文氏は地上配備型ミサイル迎撃システム(THAAD)配備に消極的で、中国との関係改善による外交立て直しを志向している。
対日政策では世論を意識し、慰安婦問題を巡る日韓合意の再交渉が必要との立場だ。文氏は「親日勢力の清算」を力説し、未来志向の関係構築を目指す1998年の日韓共同宣言を重視する安哲秀氏との違いをみせていた。
投票行動
4つのポイント
北風
選挙に合わせた
北朝鮮の挑発は
過去の韓国の選挙で様々な影響を及ぼしてきたのが、北朝鮮の挑発だ。脅威が高まると保守に有利とされるが、今回は朴槿恵大統領の罷免を巡り「有力な保守候補がいない」という状態から選挙戦がスタートした。核実験や弾道ミサイル発射への懸念が続いたものの、文氏にとって大きな逆風にならなかった。
老風
急増する
シニア世代は
今回の投票率は77.2%(暫定値)。12年の75.8%をわずかに上回った。有権者のうち50代以上が全体の4割を超えるなか、若者層に強い文氏には不利に働くとの見方も出ていた。12年大統領選では保守的な高齢者層が文在寅氏の北朝鮮に融和的な言動に危機感を強め「朴槿恵当選」を後押ししたためだが下馬評を覆した格好だ。
どんでん返し
過去には土壇場にドラマ
選挙戦後半に支持率を急速に伸ばした洪準杓氏ら保守系候補と、安哲秀氏との一本化シナリオも取り沙汰された。支持率トップを独走していた文在寅氏に対抗する思惑からだったが不発に終わった。

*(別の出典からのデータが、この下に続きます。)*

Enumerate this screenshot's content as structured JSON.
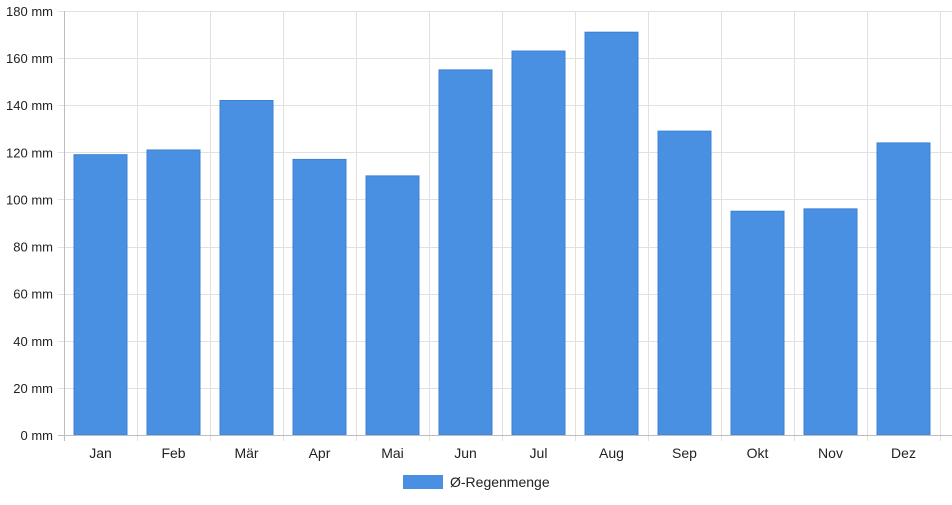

過去の韓国大統領選では「どんでん返し」のドラマもあった。たとえば02年。支持率でトップを独走する候補と戦うため財閥オーナーの鄭夢準(チョン・モンジュン)氏が盧武鉉氏の応援に回る。ところが投票前夜に鄭氏が翻意。盧氏は窮地に陥るが、インターネットの呼びかけで若者たちが大挙し投票所に駆けつけ逆転勝利した。
地域対立
保守・革新の固い地盤が
「草刈り場」に
保守は南東部の慶尚道地域、革新は南西部の全羅道地域という堅固な地盤を持つ。「地域対立の解消」は長く懸案となってきた。過去の大統領選では自身の地盤で9割を超す得票率も珍しくなく、ソウル・首都圏や中西部の忠清道地域などの票が勝敗を分けた。
今回は文在寅氏と安哲秀氏いずれも支持基盤の中心が「革新」だ。両者の地盤である全羅道と、保守地盤の慶尚道が草刈り場。特に、慶尚道の「保守票」の動きがポイントとなった。